“Çünkü düşünmek cesaret ister. Ama sen cesaret etmek istemedin.”
Kutsal kitaplar, kutsal öğretiler hep aynı mesajı verdi:
Oku!
Düşün!
Ahlaklı ol!
Dürüst ol!
Ama sen, bir kitabı bile kendi dilinde okumaya kalkışmadın; anlayarak, hissederek, teslim olarak…
Çünkü başkasının aklına yaslanmak daha kolaydı.
DÜŞÜNMEK ZORDUR, SORUMLULUK İSTER
Çünkü okursan, görürsün.

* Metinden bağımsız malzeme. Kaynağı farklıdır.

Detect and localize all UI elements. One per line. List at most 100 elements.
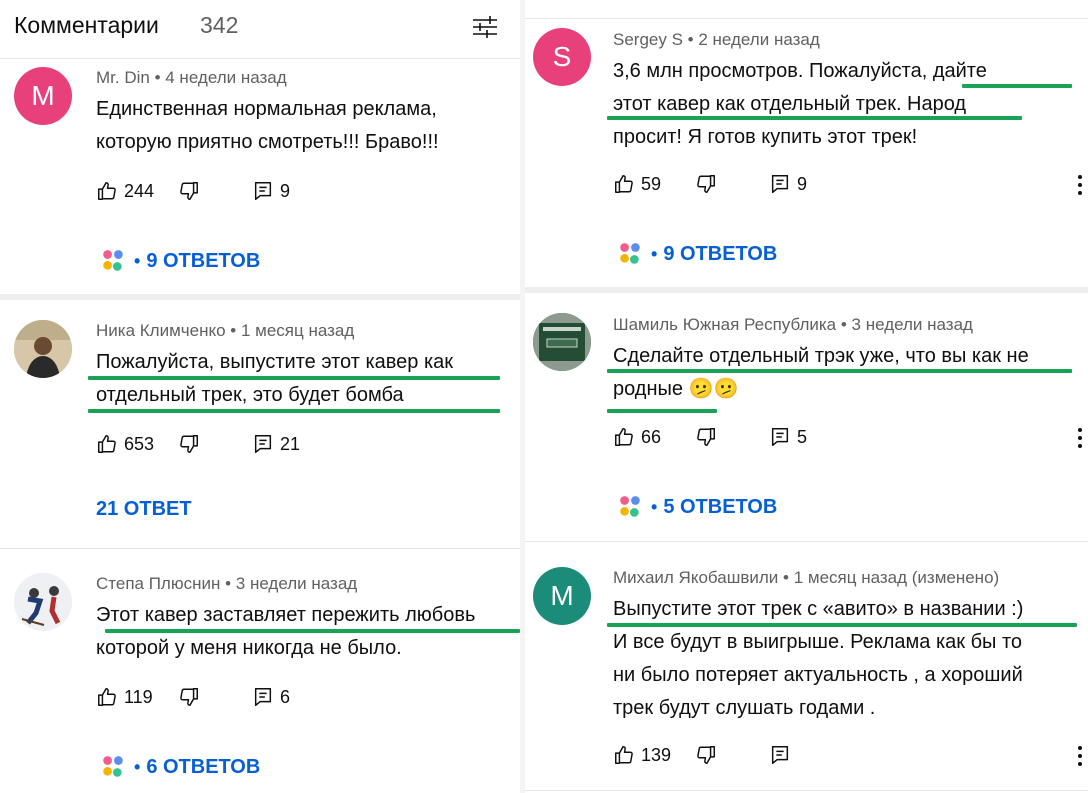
thumbs-down-icon: [695, 744, 717, 766]
user-photo-icon: [14, 320, 72, 378]
like-button[interactable]: 119: [96, 683, 153, 711]
comment-line: Единственная нормальная реклама,: [96, 98, 437, 120]
divider: [0, 548, 525, 549]
highlight-underline: [607, 623, 1077, 627]
comment-time[interactable]: 1 месяц назад (изменено): [794, 568, 999, 587]
highlight-underline: [88, 376, 500, 380]
like-button[interactable]: 139: [613, 741, 671, 769]
comment-line: отдельный трек, это будет бомба: [96, 384, 404, 406]
replies-label: 6 ОТВЕТОВ: [146, 755, 261, 778]
view-replies-button[interactable]: 21 ОТВЕТ: [96, 494, 192, 524]
divider: [0, 294, 525, 300]
comment-text: Сделайте отдельный трэк уже, что вы как …: [613, 340, 1029, 406]
comment-author[interactable]: Михаил Якобашвили: [613, 568, 778, 587]
comment-author[interactable]: Sergey S: [613, 30, 683, 49]
dislike-button[interactable]: [178, 683, 200, 711]
comment-meta: Степа Плюснин • 3 недели назад: [96, 574, 358, 593]
sort-icon[interactable]: [470, 12, 500, 42]
comment-meta: Шамиль Южная Республика • 3 недели назад: [613, 315, 973, 334]
reply-button[interactable]: 6: [252, 683, 290, 711]
comments-title: Комментарии: [14, 12, 159, 38]
avatar[interactable]: M: [533, 567, 591, 625]
reply-count: 9: [280, 180, 291, 201]
like-button[interactable]: 653: [96, 430, 154, 458]
more-options-icon[interactable]: [1076, 745, 1084, 767]
comment-actions: 244 9: [96, 177, 496, 205]
dislike-button[interactable]: [695, 423, 717, 451]
book-cover-icon: [533, 313, 591, 371]
highlight-underline: [607, 409, 717, 413]
divider: [525, 790, 1088, 791]
comment-actions: 653 21: [96, 430, 496, 458]
like-button[interactable]: 66: [613, 423, 661, 451]
comment-time[interactable]: 2 недели назад: [698, 30, 819, 49]
like-count: 653: [124, 433, 155, 454]
thumbs-down-icon: [178, 433, 200, 455]
comment-time[interactable]: 3 недели назад: [236, 574, 357, 593]
thumbs-up-icon: [613, 426, 635, 448]
reply-button[interactable]: 9: [252, 177, 290, 205]
dislike-button[interactable]: [695, 170, 717, 198]
reply-button[interactable]: [769, 741, 791, 769]
dislike-button[interactable]: [178, 430, 200, 458]
comments-panel-left: Комментарии 342 M Mr. Din • 4 недели наз…: [0, 0, 525, 793]
avatar[interactable]: [533, 313, 591, 371]
avatar[interactable]: [14, 573, 72, 631]
view-replies-button[interactable]: • 9 ОТВЕТОВ: [100, 246, 260, 276]
avatar-letter: M: [31, 80, 55, 111]
comment-author[interactable]: Ника Климченко: [96, 321, 226, 340]
thumbs-down-icon: [695, 173, 717, 195]
reply-avatars-icon: [617, 241, 643, 267]
view-replies-button[interactable]: • 6 ОТВЕТОВ: [100, 752, 260, 782]
like-count: 59: [641, 173, 662, 194]
thumbs-up-icon: [613, 744, 635, 766]
comment-line: которую приятно смотреть!!! Браво!!!: [96, 131, 439, 153]
thumbs-up-icon: [96, 686, 118, 708]
comment-line: Пожалуйста, выпустите этот кавер как: [96, 351, 454, 373]
like-button[interactable]: 59: [613, 170, 661, 198]
replies-label: 9 ОТВЕТОВ: [146, 249, 261, 272]
avatar[interactable]: [14, 320, 72, 378]
like-button[interactable]: 244: [96, 177, 154, 205]
reply-icon: [769, 426, 791, 448]
avatar[interactable]: S: [533, 28, 591, 86]
comment-author[interactable]: Шамиль Южная Республика: [613, 315, 836, 334]
highlight-underline: [105, 629, 520, 633]
replies-label: 9 ОТВЕТОВ: [663, 242, 778, 265]
comment-line: которой у меня никогда не было.: [96, 637, 402, 659]
dislike-button[interactable]: [178, 177, 200, 205]
comment-time[interactable]: 3 недели назад: [852, 315, 973, 334]
reply-button[interactable]: 9: [769, 170, 807, 198]
comment-time[interactable]: 1 месяц назад: [241, 321, 354, 340]
more-options-icon[interactable]: [1076, 427, 1084, 449]
dislike-button[interactable]: [695, 741, 717, 769]
comment-line: Выпустите этот трек с «авито» в названии…: [613, 598, 1024, 620]
reply-count: 9: [797, 173, 808, 194]
reply-avatars-icon: [100, 248, 126, 274]
comment-line: ни было потеряет актуальность , а хороши…: [613, 664, 1023, 686]
comment-author[interactable]: Степа Плюснин: [96, 574, 220, 593]
like-count: 244: [124, 180, 155, 201]
reply-button[interactable]: 5: [769, 423, 807, 451]
comment-line: родные 🫤🫤: [613, 378, 739, 400]
reply-avatars-icon: [100, 754, 126, 780]
comments-count: 342: [200, 12, 239, 38]
view-replies-button[interactable]: • 9 ОТВЕТОВ: [617, 239, 777, 269]
comment-actions: 119 6: [96, 683, 496, 711]
highlight-underline: [607, 116, 1022, 120]
avatar[interactable]: M: [14, 67, 72, 125]
comment-time[interactable]: 4 недели назад: [165, 68, 286, 87]
divider: [525, 287, 1088, 293]
comments-header: Комментарии 342: [0, 0, 525, 59]
like-count: 119: [124, 686, 153, 707]
avatar-letter: S: [552, 41, 572, 72]
thumbs-up-icon: [96, 180, 118, 202]
comment-author[interactable]: Mr. Din: [96, 68, 150, 87]
comment-line: Этот кавер заставляет пережить любовь: [96, 604, 476, 626]
view-replies-button[interactable]: • 5 ОТВЕТОВ: [617, 492, 777, 522]
more-options-icon[interactable]: [1076, 174, 1084, 196]
reply-button[interactable]: 21: [252, 430, 300, 458]
comment-text: Единственная нормальная реклама, которую…: [96, 93, 439, 159]
comment-actions: 59 9: [613, 170, 1013, 198]
thumbs-down-icon: [695, 426, 717, 448]
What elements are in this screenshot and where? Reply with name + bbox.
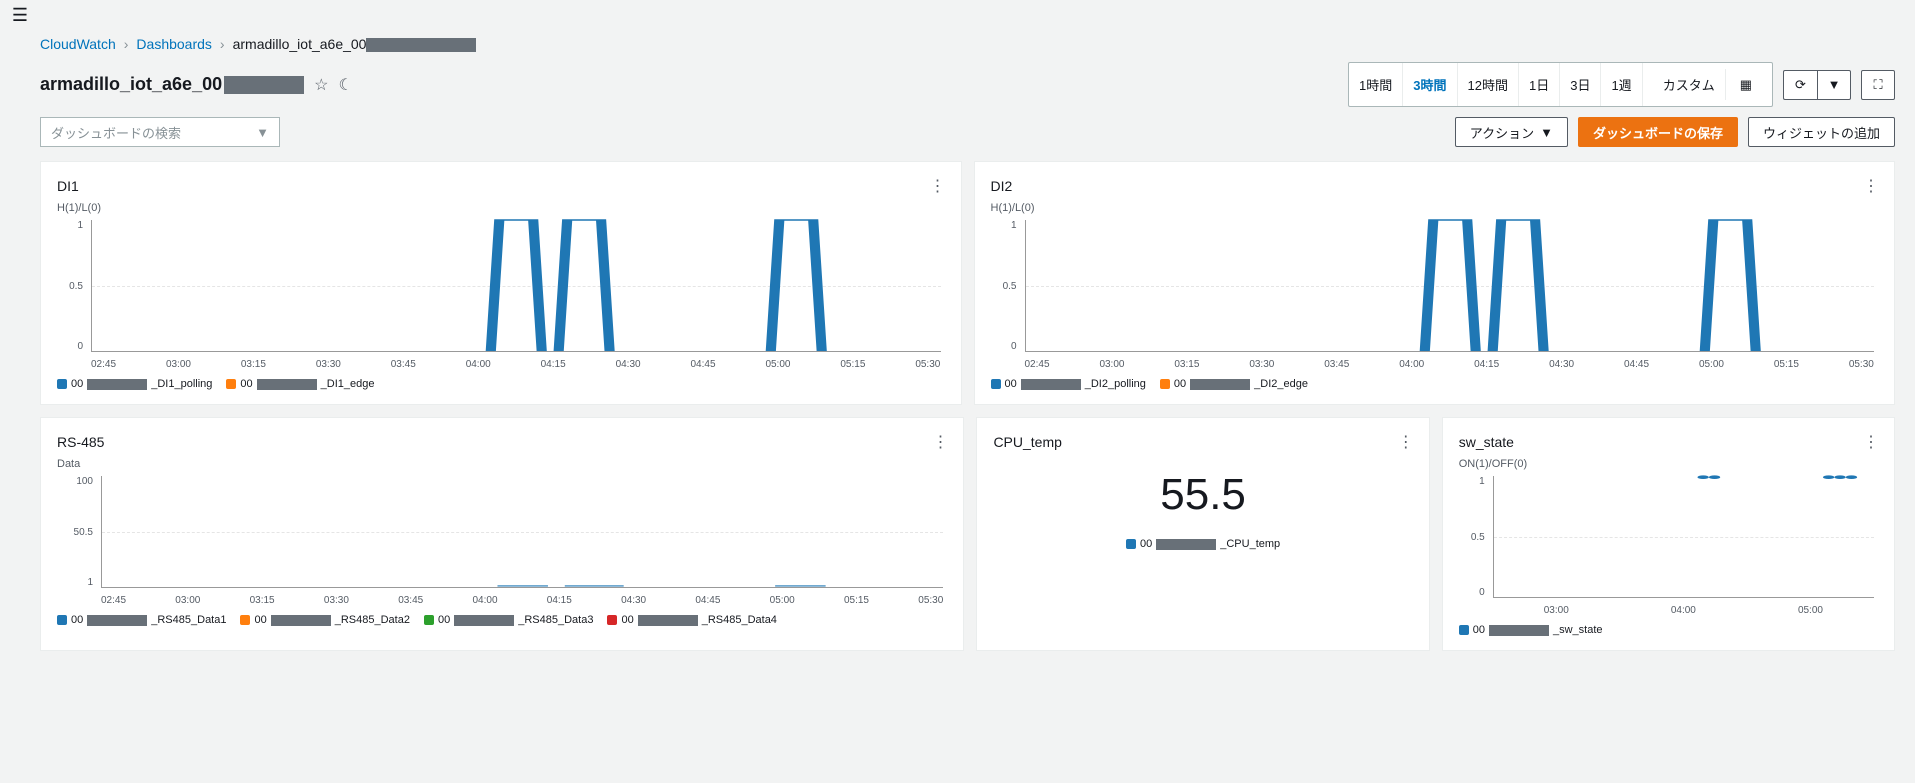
add-widget-button[interactable]: ウィジェットの追加 (1748, 117, 1895, 147)
chevron-right-icon: › (124, 36, 129, 52)
chevron-down-icon: ▼ (1540, 125, 1553, 140)
widget-subtitle: ON(1)/OFF(0) (1459, 458, 1878, 470)
rs485-chart[interactable]: 10050.51 02:4503:0003:1503:3003:4504:000… (57, 476, 947, 606)
time-range-picker: 1時間 3時間 12時間 1日 3日 1週 カスタム ▦ (1348, 62, 1773, 107)
widget-title: sw_state (1459, 434, 1514, 450)
calendar-icon: ▦ (1730, 71, 1762, 99)
widget-subtitle: H(1)/L(0) (991, 202, 1879, 214)
time-tab-3h[interactable]: 3時間 (1403, 63, 1457, 106)
widget-sw-state: sw_state ⋮ ON(1)/OFF(0) 10.50 03:0004:00… (1442, 417, 1895, 651)
legend-item[interactable]: 00_RS485_Data1 (57, 614, 226, 626)
legend-item[interactable]: 00_DI1_polling (57, 378, 212, 390)
widget-di2: DI2 ⋮ H(1)/L(0) 10.50 02:4503:0003:1503:… (974, 161, 1896, 405)
hamburger-icon[interactable]: ☰ (0, 5, 40, 26)
save-dashboard-button[interactable]: ダッシュボードの保存 (1578, 117, 1738, 147)
legend-item[interactable]: 00_DI2_edge (1160, 378, 1308, 390)
widget-menu-icon[interactable]: ⋮ (930, 176, 945, 196)
widget-subtitle: H(1)/L(0) (57, 202, 945, 214)
widget-cpu-temp: CPU_temp ⋮ 55.5 00_CPU_temp (976, 417, 1429, 651)
dashboard-search[interactable]: ダッシュボードの検索 ▼ (40, 117, 280, 147)
dashboard-search-placeholder: ダッシュボードの検索 (51, 123, 181, 142)
widget-menu-icon[interactable]: ⋮ (1398, 432, 1413, 452)
time-tab-3d[interactable]: 3日 (1560, 63, 1601, 106)
legend-item[interactable]: 00_DI2_polling (991, 378, 1146, 390)
time-tab-12h[interactable]: 12時間 (1458, 63, 1519, 106)
widget-subtitle: Data (57, 458, 947, 470)
legend-item[interactable]: 00_RS485_Data3 (424, 614, 593, 626)
widget-title: DI1 (57, 178, 79, 194)
legend-item[interactable]: 00_RS485_Data2 (240, 614, 409, 626)
chevron-down-icon: ▼ (256, 125, 269, 140)
refresh-dropdown-button[interactable]: ▼ (1817, 70, 1851, 100)
widget-menu-icon[interactable]: ⋮ (932, 432, 947, 452)
cpu-temp-value: 55.5 (993, 458, 1412, 530)
di1-chart[interactable]: 10.50 02:4503:0003:1503:3003:4504:0004:1… (57, 220, 945, 370)
breadcrumb-current: armadillo_iot_a6e_00 (233, 36, 477, 52)
legend-item[interactable]: 00_CPU_temp (1126, 538, 1280, 550)
refresh-button[interactable]: ⟳ (1783, 70, 1817, 100)
time-tab-custom[interactable]: カスタム ▦ (1643, 63, 1772, 106)
widget-title: RS-485 (57, 434, 104, 450)
moon-icon[interactable]: ☾ (338, 75, 352, 95)
sw-state-chart[interactable]: 10.50 03:0004:0005:00 (1459, 476, 1878, 616)
legend-item[interactable]: 00_RS485_Data4 (607, 614, 776, 626)
legend-item[interactable]: 00_sw_state (1459, 624, 1603, 636)
breadcrumb: CloudWatch › Dashboards › armadillo_iot_… (40, 30, 1895, 62)
widget-menu-icon[interactable]: ⋮ (1863, 432, 1878, 452)
widget-menu-icon[interactable]: ⋮ (1863, 176, 1878, 196)
breadcrumb-dashboards[interactable]: Dashboards (136, 36, 212, 52)
widget-title: CPU_temp (993, 434, 1061, 450)
widget-title: DI2 (991, 178, 1013, 194)
time-tab-1w[interactable]: 1週 (1601, 63, 1642, 106)
widget-di1: DI1 ⋮ H(1)/L(0) 10.50 02:4503:0003:1503:… (40, 161, 962, 405)
breadcrumb-cloudwatch[interactable]: CloudWatch (40, 36, 116, 52)
di2-chart[interactable]: 10.50 02:4503:0003:1503:3003:4504:0004:1… (991, 220, 1879, 370)
fullscreen-button[interactable]: ⛶ (1861, 70, 1895, 100)
time-tab-1h[interactable]: 1時間 (1349, 63, 1403, 106)
chevron-right-icon: › (220, 36, 225, 52)
legend-item[interactable]: 00_DI1_edge (226, 378, 374, 390)
star-icon[interactable]: ☆ (314, 75, 328, 95)
page-title: armadillo_iot_a6e_00 (40, 74, 304, 95)
time-tab-1d[interactable]: 1日 (1519, 63, 1560, 106)
widget-rs485: RS-485 ⋮ Data 10050.51 02:4503:0003:1503… (40, 417, 964, 651)
actions-button[interactable]: アクション ▼ (1455, 117, 1568, 147)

Görürsen, sorgularsın.
Sorgularsan, inandığın her şeyi baştan kurman gerekir.
Ve sen buna hazır değildin.
Dua ettin ama anlamadığın dillerde…
Ezberledin ama neyi savunduğunu hiç bilmeden.
SANA GÖNDERİLEN KÖTÜ FREKANSLAR NEYDİ PEKİ?
Okuma!
Akletme!
Sorgulama!
Bir büyüğe danış, sen anlamazsın.
Bir şeyh ya da hoca bilsin ve düşünsün senin yerine.
Sen yalnızca sus ve inan!
Neden bu frekanslar sana cazip geldi?
Çünkü düşünmek riskliydi. Ama birine itaat etmek güvenliydi, çaba da gerektirmiyordu.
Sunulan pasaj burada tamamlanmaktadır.